Aujourd’hui, j’ai gardé en moi cette courte heure de pornographie ordinaire comme un de mes plus beaux moments de spectateur de cinéma. Tout comme, enfant, j’allais seul découvrir, gonflé d’une émotion toute aussi semblable, la programmation hebdomadaire, impatiemment attendue qu’offraient les salles de ma ville, j’ai ressenti ce jour là, l’exaltation et le bouleversement que seuls produisent l’art, la vie intime et l’exotisme des départs vers d’autres cultures. Qu’était-ce donc que cet innommable et dangereux porno dont avait tant voulu me préserver la civilisation de mon monde ? Seulement ça ? Mais pourtant non ; je ne pouvais que donner raison à la stupidité des mœurs établies. Elles n’étaient là que pour affadir et rendre invisible le potentiel réel danger que recelait cette cinématographie là.

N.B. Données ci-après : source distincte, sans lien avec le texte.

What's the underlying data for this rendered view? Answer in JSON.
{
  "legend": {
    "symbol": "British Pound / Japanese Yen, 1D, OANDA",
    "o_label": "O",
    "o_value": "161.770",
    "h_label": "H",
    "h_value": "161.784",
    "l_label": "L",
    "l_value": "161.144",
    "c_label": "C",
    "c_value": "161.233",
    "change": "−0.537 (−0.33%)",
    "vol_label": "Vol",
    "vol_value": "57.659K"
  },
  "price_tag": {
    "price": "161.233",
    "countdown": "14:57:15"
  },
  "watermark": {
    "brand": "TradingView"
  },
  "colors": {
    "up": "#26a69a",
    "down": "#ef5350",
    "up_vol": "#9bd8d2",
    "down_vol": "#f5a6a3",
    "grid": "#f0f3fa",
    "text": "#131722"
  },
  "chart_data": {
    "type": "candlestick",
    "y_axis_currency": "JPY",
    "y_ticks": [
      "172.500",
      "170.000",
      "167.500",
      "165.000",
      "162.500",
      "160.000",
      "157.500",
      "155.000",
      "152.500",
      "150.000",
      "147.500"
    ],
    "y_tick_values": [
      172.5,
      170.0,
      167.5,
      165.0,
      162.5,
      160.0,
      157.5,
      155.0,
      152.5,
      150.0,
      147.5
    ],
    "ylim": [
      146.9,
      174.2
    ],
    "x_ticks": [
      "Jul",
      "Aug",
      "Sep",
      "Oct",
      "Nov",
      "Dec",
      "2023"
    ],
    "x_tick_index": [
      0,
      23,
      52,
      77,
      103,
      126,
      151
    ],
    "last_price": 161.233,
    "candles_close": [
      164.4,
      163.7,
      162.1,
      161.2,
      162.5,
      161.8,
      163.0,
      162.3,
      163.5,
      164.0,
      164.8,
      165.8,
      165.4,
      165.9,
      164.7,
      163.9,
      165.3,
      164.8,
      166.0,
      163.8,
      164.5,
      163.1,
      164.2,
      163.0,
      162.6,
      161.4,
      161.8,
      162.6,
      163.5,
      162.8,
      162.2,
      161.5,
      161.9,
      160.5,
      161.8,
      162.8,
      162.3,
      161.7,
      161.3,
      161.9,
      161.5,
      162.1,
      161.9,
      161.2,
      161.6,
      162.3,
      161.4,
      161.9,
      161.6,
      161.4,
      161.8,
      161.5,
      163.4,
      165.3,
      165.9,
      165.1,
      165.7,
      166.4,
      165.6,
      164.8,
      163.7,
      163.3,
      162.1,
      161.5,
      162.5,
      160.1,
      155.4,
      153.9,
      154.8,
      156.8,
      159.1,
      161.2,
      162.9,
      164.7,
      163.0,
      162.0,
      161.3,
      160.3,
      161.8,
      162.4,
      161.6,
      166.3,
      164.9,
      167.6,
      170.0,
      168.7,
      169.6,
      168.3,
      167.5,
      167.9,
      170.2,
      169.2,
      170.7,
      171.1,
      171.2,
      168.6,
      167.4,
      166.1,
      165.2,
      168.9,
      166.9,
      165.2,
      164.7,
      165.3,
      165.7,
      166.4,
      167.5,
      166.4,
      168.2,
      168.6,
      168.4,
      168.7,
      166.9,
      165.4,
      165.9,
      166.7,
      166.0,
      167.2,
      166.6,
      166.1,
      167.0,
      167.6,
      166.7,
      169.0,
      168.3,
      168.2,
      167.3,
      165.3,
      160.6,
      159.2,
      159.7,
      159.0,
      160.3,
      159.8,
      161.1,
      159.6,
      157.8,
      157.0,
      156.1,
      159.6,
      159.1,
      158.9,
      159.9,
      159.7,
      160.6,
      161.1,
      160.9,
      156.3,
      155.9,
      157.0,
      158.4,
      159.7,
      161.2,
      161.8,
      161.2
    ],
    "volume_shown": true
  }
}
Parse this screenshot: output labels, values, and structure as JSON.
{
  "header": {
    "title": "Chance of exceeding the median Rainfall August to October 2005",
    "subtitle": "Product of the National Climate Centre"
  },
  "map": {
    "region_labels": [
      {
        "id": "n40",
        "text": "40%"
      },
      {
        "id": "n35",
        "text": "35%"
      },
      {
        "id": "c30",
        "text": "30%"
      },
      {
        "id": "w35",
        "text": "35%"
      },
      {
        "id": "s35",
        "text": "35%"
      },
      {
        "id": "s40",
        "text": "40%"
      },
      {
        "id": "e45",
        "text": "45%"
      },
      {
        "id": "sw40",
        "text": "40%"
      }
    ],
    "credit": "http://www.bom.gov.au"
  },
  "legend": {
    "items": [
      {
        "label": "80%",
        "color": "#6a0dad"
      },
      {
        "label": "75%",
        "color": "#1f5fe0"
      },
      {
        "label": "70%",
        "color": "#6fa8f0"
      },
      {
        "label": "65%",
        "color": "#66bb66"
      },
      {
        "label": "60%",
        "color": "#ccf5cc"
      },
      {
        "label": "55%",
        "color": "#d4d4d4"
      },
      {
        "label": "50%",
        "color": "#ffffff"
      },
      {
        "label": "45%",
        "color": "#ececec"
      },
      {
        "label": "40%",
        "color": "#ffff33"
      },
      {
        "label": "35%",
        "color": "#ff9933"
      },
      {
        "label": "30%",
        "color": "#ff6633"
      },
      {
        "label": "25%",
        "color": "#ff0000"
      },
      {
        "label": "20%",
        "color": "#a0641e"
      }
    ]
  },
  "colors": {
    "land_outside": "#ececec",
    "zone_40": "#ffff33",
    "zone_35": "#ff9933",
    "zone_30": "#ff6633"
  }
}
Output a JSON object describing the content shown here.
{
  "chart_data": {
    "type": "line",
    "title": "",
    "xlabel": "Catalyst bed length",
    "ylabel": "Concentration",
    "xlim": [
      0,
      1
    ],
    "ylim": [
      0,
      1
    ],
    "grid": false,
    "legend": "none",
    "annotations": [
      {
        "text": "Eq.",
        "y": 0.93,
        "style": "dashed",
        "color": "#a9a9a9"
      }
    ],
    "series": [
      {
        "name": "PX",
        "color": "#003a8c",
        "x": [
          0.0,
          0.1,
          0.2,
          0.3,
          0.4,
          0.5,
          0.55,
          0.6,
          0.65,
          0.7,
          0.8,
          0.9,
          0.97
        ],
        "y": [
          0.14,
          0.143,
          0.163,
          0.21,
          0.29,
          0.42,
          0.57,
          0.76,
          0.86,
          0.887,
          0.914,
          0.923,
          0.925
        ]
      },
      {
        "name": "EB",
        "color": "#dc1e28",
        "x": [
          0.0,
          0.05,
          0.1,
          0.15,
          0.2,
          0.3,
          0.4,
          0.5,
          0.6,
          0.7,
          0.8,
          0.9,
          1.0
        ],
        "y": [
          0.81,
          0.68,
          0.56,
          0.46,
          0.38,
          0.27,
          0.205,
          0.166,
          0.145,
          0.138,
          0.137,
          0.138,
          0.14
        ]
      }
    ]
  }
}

Mieux que la production courante, le porno ne pouvait que produire en effet des chefs-d’œuvre de bouleversement. Ou plutôt, n’en créait-il, de film en film, en continu, qu’un seul. Ses images, toutes semblables, se relayaient inlassablement l’une l’autre, ne répétant à nos regards subjugués, qu’une chose essentielle à nos vies : au-delà des histoires et des intrigues de surfaces, les meilleures représentations iconographiques de notre monde montrent ce qu’il nous faut regarder sans comprendre, par le prisme d’une focale irrémédiablement obnubilée par l’acte du désir en action. On n’y voit au final, que celui/ celle qui filme, invisible derrière son objet de désir. C’est ce désir, non d’être, mais de happer, de capter, de pénétrer, d’entrer en fusion avec l’inaccessible existence de l’autre qui est le sujet de tous films, de toute littérature, de toute peinture.

« Prends-moi ! », « Je suis pour toi », « Je suis toi », semblent nous susurrer toutes les images de sexe, sans que jamais pourtant nous puissions les saisir.

Jamais le corps tangible de l’autre, ne nous dit pourtant autre chose.